Possibilités de soutien américain
La Chine détient le monopole du raffinage des terres rares, un processus à forte intensité d’énergie et de capitaux, créant des « goulots d’étranglement importants » et des « barrières élevées à l’entrée pour les nouveaux entrants », selon un rapport de l’ONU.
Cependant, certains des rares raffineurs de terres rares non chinois sont basés aux États-Unis et ciblent spécifiquement les besoins en aimants du G7.
Par exemple, la société américaine Rare Earth Corporation extrait, traite et fabrique des éléments de terres rares et des aimants permanents pour construire la première chaîne d’approvisionnement « mine à aimant » du pays. La loi CHIPS and Science Act a accordé à l’entreprise 277 millions de dollars d’incitations fédérales pour construire jusqu’à 10 000 tonnes de capacité de production d’alliages de terres rares par an.
Un porte-parole de USA Rare Earths a déclaré à Fortune que la société était « satisfaite de l’attention continue du G7 sur la construction de la chaîne de valeur des éléments de terres rares en Occident » et souhaitait être un « partenaire de choix » dans cet effort.
« US Rare Earths estime qu’elle est bien placée pour produire commercialement des aimants permanents en néodyme fer bore (NdFeB) fritté et construit activement une chaîne de valeur pour augmenter la production », a déclaré un porte-parole dans un e-mail.
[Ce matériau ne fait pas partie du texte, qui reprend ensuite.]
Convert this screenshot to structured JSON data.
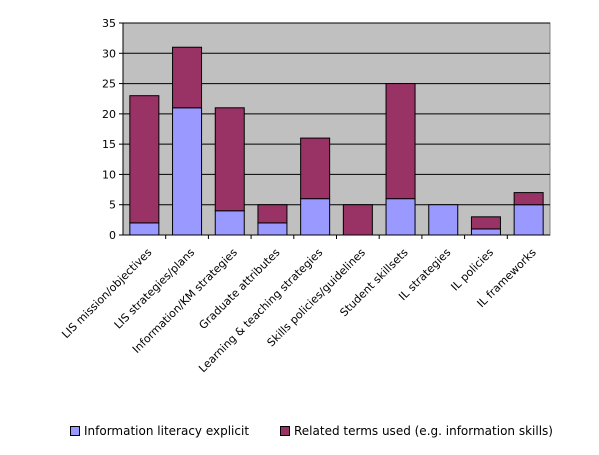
{
  "chart_data": {
    "type": "bar",
    "stacked": true,
    "categories": [
      "LIS mission/objectives",
      "LIS strategies/plans",
      "Information/KM strategies",
      "Graduate attributes",
      "Learning & teaching strategies",
      "Skills policies/guidelines",
      "Student skillsets",
      "IL strategies",
      "IL policies",
      "IL frameworks"
    ],
    "series": [
      {
        "name": "Information literacy explicit",
        "color": "#9999FF",
        "values": [
          2,
          21,
          4,
          2,
          6,
          0,
          6,
          5,
          1,
          5
        ]
      },
      {
        "name": "Related terms used (e.g. information skills)",
        "color": "#993366",
        "values": [
          21,
          10,
          17,
          3,
          10,
          5,
          19,
          0,
          2,
          2
        ]
      }
    ],
    "yticks": [
      "0",
      "5",
      "10",
      "15",
      "20",
      "25",
      "30",
      "35"
    ],
    "ylim": [
      0,
      35
    ],
    "grid": true,
    "plot_background": "#C0C0C0",
    "legend_position": "bottom"
  }
}
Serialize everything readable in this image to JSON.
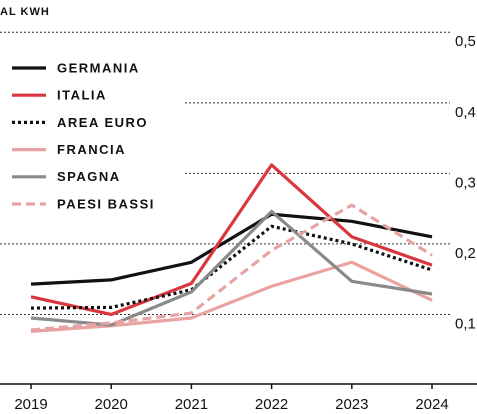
{
  "chart_data": {
    "type": "line",
    "title": "AL KWH",
    "x": [
      "2019",
      "2020",
      "2021",
      "2022",
      "2023",
      "2024"
    ],
    "ylim": [
      0,
      0.55
    ],
    "yticks": [
      {
        "value": 0.1,
        "label": "0,1"
      },
      {
        "value": 0.2,
        "label": "0,2"
      },
      {
        "value": 0.3,
        "label": "0,3"
      },
      {
        "value": 0.4,
        "label": "0,4"
      },
      {
        "value": 0.5,
        "label": "0,5"
      }
    ],
    "grid": true,
    "legend": "upper left",
    "series": [
      {
        "name": "GERMANIA",
        "color": "#111111",
        "style": "solid",
        "values": [
          0.143,
          0.149,
          0.174,
          0.242,
          0.232,
          0.21
        ]
      },
      {
        "name": "ITALIA",
        "color": "#d9363e",
        "style": "solid",
        "values": [
          0.125,
          0.1,
          0.144,
          0.312,
          0.21,
          0.17
        ]
      },
      {
        "name": "AREA EURO",
        "color": "#111111",
        "style": "dotted",
        "values": [
          0.109,
          0.11,
          0.135,
          0.225,
          0.2,
          0.163
        ]
      },
      {
        "name": "FRANCIA",
        "color": "#eaa3a3",
        "style": "solid",
        "values": [
          0.076,
          0.084,
          0.095,
          0.14,
          0.174,
          0.12
        ]
      },
      {
        "name": "SPAGNA",
        "color": "#8a8a8a",
        "style": "solid",
        "values": [
          0.095,
          0.085,
          0.132,
          0.246,
          0.147,
          0.129
        ]
      },
      {
        "name": "PAESI BASSI",
        "color": "#e6a3a3",
        "style": "dashed",
        "values": [
          0.078,
          0.088,
          0.102,
          0.191,
          0.255,
          0.184
        ]
      }
    ]
  }
}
Une autre société, MP Materials, possède des installations de traitement des terres rares à Fort Worth, au Texas, et à Mountain Pass, en Californie. Mountain Pass est la seule mine de terres rares à l’échelle commerciale du pays, et MP a récemment reçu un prêt de 150 millions de dollars du ministère de la Défense pour améliorer les capacités de séparation des terres rares de Mountain Pass.
Interrogé par Fortune pour commenter la réponse de l’entreprise à l’engagement du G7, le porte-parole Matt Thrasher a reconnu que MP Materials « a joué et continuera de jouer un rôle de premier plan dans la diversification rapide des chaînes d’approvisionnement mondiales ».
MP construit également une deuxième installation basée au Texas qui, avec celle de Fort Worth, sera capable de produire 10 000 tonnes d’aimants de terres rares, a déclaré Sloucher.
Mais Schwartz, l’expert en minéraux critiques, a mis en garde contre un enthousiasme excessif pour l’exploration spatiale américaine, car la Chine domine toujours l’exploitation minière des terres rares lourdes, tandis que les États-Unis s’occupent principalement des terres rares légères. Elle a noté que pour le Japon, il « a fallu plus de 15 ans » pour « réduire considérablement la dépendance de la Chine à l’égard des terres rares ».
« Actuellement, il n’y a pas de production à grande échelle de ces terres rares lourdes. Nous devons augmenter la production de ces matériaux, notamment pour construire une chaîne d’approvisionnement pour les aimants de terres rares qui brise notre dépendance à l’égard de la Chine », a déclaré Schwartz.